Got a day? Go back and read all of Thompson's awesome work from World Cup 2014. Got an hour? Follow Thompson as he tries to understand one of soccer's most complexing stars.
You will come to care for these characters as Ballard sends them hurtling towards Earth. I still remember the sweat I felt after reading this story that will make your heart race and then make it melt.
Yasiel Puig is one of baseball's most exciting players, and he has a backstory to match. By the time you finish the detailed ride Katz has set up, you might view Puig's antics differently.
Kruse does not write about sports often, but when he does, it's usually special. His lyricism in detailing the death of Devaughn Darling during a practice and the toll it took on Darling's family is hard to forget.

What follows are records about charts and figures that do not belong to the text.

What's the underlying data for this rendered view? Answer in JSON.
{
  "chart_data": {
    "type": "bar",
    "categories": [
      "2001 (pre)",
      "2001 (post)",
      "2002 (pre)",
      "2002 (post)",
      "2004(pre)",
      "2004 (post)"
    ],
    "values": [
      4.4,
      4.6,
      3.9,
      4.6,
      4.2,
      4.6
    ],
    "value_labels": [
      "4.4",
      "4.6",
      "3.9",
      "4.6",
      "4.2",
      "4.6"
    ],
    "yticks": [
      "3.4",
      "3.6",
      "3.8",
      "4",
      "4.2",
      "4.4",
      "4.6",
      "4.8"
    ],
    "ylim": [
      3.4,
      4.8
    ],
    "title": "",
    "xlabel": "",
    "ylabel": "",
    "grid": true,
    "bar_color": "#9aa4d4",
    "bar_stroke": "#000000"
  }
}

This story feels straight out of an earlier time, in the best of ways--the kind of extensive, illuminating profile of one of sports' most powerful men that is unfortunately rare in today's age of restricted access. The only reason this story isn't listed above is because it is here. --JDHF
Last summer, Jacob was an intern for The Miami Herald, where I interned twice and started my career. This piece, like much of Jacob’s work, pops off the page (in this case, the Herald’s prep school page): Scott Olsen, the former Marlins pitcher who had a few troubles as a pro, is attempting to rebuild his own reputation and a high school baseball program at the same time. --DVNJr
With the historic news about the Obama administration’s easing of US sanctions against Cuba, it’s a fine time to begin trying to remember, soon enough, what it will no longer be like on the island 90 miles from Miami. In 2012, in The New York Times Magazine, John Jeremiah Sullivan, asked: Where is Cuba going? The answer is the usual JJ Sullivan: smart and personal, wonderfully told, extremely funny and, sure enough, dead-on prescient.
LEDE OF THE YEAR:
"The hermit set out of camp at midnight, carrying his backpack and his bag of break-in tools, and threaded through the forest, rock to root to rock, every step memorized. Not a boot print left behind. It was cold and nearly moonless, a fine night for a raid, so he hiked about an hour to the Pine Tree summer camp, a few dozen cabins spread along the shoreline of North Pond in central Maine. With an expert twist of a screwdriver, he popped open a door of the dining hall and slipped inside, scanning the pantry shelves with his penlight."
“I don’t know if you could call it a kidnapping, because we had gone there voluntarily, but we also weren’t free to leave.... If they didn’t receive the money, they were saying that at any moment they might give him a machetazo”—a whack with a machete—“chop off an arm, a finger, whatever, and he would never play baseball again, not for anyone.”